Frente à vileza do governo Lobato eleva os personagens que enfrentam este estado de
coisas à categoria de heróis. A Coluna Miguel Costa - que depois se fundiria com as
tropas do Sul formando a Coluna Prestes - é saudada pelo seu heróico abandono de São
Paulo, fazendo cessar o bombardeio, assim como heróico é o soldado que mata um oficial
francês que por motivo fútil o chicoteia o rosto - privando Damasco de mais um
bombardeador, ironiza ele - e o soldado nordestino que havia lutado por São Paulo e
perdido um olho (isto já em 32) mas placidamente aceita as ofensas racistas de uma velha
dama quatrocentona, só para citar alguns.
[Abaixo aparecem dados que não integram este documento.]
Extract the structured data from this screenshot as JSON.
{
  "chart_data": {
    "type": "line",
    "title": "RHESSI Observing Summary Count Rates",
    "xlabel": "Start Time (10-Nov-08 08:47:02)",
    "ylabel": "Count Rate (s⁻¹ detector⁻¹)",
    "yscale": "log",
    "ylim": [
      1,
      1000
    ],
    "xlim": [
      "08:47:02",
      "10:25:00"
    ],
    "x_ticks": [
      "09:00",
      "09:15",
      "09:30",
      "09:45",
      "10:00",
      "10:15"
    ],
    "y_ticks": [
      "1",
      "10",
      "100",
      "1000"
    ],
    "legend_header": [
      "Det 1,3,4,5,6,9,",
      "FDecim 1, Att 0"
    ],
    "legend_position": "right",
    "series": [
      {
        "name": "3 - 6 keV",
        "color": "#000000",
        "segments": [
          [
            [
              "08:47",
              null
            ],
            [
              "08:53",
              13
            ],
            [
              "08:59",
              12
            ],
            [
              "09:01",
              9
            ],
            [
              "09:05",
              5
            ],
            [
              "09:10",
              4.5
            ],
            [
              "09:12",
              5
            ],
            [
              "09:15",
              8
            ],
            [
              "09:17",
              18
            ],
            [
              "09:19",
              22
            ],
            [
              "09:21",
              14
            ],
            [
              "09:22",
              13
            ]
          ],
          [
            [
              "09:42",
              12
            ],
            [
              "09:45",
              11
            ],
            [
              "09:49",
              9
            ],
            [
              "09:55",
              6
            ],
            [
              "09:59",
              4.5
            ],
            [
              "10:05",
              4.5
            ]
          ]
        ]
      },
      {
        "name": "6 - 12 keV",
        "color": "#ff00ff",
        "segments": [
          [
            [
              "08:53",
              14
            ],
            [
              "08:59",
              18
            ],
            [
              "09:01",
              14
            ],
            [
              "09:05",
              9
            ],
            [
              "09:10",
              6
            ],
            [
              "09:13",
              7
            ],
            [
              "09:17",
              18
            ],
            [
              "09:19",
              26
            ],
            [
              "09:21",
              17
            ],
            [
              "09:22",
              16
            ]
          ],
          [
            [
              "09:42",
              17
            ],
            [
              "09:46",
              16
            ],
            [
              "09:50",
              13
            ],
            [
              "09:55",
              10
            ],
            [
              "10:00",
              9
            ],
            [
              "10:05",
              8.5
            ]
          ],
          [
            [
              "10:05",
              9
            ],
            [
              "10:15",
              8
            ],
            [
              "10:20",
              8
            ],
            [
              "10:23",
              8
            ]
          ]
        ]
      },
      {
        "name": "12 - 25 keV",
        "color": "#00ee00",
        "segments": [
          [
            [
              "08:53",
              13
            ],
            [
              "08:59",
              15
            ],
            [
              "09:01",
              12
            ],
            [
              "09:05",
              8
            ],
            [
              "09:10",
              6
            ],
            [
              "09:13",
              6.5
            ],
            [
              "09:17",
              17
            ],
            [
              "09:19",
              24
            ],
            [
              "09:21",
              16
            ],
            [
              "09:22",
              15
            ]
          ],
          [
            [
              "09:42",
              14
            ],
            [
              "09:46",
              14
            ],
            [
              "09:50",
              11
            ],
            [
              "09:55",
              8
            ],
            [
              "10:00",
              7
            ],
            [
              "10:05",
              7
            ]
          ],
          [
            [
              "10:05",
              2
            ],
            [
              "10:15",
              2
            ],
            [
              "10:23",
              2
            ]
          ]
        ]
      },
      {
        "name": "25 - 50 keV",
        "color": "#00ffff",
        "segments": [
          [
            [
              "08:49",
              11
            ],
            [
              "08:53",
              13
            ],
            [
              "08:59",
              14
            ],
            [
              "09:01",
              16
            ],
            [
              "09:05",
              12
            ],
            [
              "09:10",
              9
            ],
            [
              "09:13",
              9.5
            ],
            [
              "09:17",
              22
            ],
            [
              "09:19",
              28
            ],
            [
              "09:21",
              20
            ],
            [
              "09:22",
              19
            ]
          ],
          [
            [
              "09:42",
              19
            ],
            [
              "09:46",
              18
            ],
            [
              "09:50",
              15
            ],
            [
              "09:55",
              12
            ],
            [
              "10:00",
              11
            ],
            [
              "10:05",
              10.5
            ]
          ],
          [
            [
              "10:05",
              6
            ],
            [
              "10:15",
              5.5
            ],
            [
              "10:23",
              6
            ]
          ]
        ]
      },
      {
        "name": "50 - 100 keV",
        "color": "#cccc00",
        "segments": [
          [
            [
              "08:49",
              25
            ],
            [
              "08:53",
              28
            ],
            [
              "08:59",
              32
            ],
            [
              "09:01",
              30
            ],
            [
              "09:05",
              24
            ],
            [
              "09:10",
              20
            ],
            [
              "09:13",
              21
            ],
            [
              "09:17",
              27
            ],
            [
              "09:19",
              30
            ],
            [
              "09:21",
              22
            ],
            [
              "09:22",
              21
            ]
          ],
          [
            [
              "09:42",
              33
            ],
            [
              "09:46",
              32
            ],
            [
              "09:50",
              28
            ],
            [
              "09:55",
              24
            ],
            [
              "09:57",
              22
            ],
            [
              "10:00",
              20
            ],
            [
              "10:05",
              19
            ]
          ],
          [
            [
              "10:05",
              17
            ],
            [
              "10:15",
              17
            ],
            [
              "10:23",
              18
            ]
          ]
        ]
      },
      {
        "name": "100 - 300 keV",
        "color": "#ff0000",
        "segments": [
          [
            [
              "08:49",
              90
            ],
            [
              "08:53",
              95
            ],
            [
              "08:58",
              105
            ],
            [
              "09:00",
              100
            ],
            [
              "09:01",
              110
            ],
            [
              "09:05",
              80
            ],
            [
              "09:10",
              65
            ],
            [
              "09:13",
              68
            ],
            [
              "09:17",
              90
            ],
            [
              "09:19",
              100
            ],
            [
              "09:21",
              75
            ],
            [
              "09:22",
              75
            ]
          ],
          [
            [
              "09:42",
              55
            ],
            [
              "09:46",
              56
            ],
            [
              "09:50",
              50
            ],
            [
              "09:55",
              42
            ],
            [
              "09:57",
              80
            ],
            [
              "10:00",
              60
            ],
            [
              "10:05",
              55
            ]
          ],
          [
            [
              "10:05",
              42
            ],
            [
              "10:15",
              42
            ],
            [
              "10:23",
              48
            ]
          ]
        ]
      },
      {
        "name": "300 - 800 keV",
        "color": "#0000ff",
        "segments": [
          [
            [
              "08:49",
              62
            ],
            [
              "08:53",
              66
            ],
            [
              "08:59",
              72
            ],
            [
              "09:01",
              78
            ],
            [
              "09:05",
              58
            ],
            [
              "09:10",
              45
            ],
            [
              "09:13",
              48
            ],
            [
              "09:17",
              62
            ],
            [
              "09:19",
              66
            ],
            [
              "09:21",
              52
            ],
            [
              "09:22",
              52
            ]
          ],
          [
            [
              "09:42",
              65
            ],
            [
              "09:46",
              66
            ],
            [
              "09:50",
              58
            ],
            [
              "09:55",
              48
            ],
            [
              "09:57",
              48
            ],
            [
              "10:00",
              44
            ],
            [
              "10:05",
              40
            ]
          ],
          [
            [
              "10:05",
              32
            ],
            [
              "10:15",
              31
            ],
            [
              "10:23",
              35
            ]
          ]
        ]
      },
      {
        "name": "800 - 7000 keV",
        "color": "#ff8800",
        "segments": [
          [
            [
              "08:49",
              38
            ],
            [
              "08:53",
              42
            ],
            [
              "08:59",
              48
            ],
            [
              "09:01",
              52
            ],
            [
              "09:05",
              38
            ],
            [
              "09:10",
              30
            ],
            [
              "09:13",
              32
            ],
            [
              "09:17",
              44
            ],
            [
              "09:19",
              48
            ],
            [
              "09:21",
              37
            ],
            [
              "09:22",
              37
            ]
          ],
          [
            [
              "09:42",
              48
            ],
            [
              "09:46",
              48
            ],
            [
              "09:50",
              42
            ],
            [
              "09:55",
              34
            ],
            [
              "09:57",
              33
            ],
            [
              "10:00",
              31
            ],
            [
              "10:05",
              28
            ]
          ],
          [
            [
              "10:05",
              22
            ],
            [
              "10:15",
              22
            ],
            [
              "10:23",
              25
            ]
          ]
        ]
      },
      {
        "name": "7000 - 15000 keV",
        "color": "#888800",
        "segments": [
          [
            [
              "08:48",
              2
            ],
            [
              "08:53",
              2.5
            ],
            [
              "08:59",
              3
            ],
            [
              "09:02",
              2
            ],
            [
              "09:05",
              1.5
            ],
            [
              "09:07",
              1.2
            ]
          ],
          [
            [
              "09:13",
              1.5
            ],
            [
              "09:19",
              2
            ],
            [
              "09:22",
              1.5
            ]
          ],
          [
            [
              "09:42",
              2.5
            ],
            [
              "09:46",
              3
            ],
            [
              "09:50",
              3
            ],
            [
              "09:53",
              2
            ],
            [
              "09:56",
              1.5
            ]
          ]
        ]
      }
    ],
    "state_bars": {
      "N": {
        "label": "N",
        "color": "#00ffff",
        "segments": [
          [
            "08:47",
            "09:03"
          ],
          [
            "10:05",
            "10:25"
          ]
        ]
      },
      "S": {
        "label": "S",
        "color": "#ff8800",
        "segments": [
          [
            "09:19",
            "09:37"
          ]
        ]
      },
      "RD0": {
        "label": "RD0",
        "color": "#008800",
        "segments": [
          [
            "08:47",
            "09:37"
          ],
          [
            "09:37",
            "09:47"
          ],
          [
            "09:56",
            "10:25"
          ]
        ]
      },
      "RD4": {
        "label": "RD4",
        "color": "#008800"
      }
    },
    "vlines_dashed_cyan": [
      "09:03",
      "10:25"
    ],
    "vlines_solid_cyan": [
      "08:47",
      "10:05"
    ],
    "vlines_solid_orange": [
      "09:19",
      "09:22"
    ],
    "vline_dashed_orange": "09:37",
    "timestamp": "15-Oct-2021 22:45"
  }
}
Mas cada vez que releio Lobato, que comecei a devorar mal aprendi a ler, sou assaltado por
uma dúvida que me atemoriza quanto ao futuro: será ele ainda legível para as crianças
de hoje?
Dou uma olhada nos livros infantis que circulam por aí e sou tentado a acreditar que
não. Quase sempre se tratam de livros que tratam as crianças como imbecis, nos quais
não se pode aprender nada. Quase sempre são tão desprovidos de conteúdo que precisam
apelar para outros aspectos como estratégias de marketing, assim proliferam livros nos
mais diversos formatos e materiais justamente porque nenhum deles tem conteúdo, então
precisam buscar algum atrativo que o substitua.
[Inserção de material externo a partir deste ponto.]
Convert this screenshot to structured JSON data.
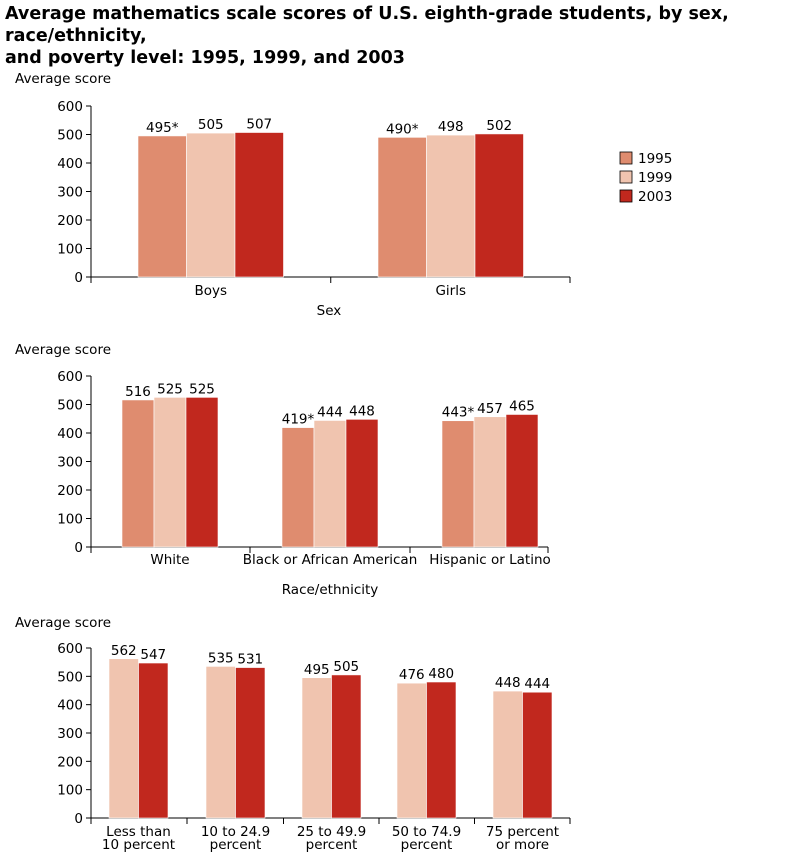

Lobato escrevia às crianças com o mesmo esforço e qualidade com o qual escrevia para os
adultos. A diferença, se há, é que nos livros para crianças reforçava o aspecto
lúdico, buscava estimular a fantasia e nunca usava expressões sem as explicar. Não
usava um texto primário e uma temática imbecilizada como a imensa maioria dos escritores
infantis de hoje fazem.
Talvez ele acreditasse que o poder da fantasia, aquela mágica que encontra uma eficiente
metáfora lobatiana no "pó de pirlimpimpim", seria a única esperança para que
no futuro as crianças que o lessem resolvessem pensar e mudar radicalmente o país que
ele amava tanto e que era tão castigado. A tarefa, deveria saber ele, era tão imensa que
exigia uma grande dose de imaginação e da coragem que a fantasia dá para ser efetuada.
Os atuais livros para crianças, boçalidades mercantis, certamente não exercem nem
exercerão este papel. Talvez, pelo contrário, irão desestimular as crianças de pensar
fazendo-as imaginar que as suas histórias cretinas e monossilábicas fazem parte de algum
tipo de literatura, garantirão que as novas gerações não conheçam nunca a leitura de
livros de qualidade e ensinarão que o formato ou material no qual o livro-mercadoria é
feito é mil vezes mais importante que o conteúdo.
Meu único alívio é saber que estas bobagens que se chamam hoje de livros infantis nunca
chegarão a um milésimo da glória de Lobato. Seus autores e editores poderão ganhar
fortunas comercializando este lixo todo a pais e filhos ignorantes, mas jamais deixarão o
nome para a posteridade como Lobato fez. A mais certa das imortalidades - aquela
representada pelo nome que deixamos quando abandonamos a vida - não é nada conivente com
a ignorância e a mediocridade.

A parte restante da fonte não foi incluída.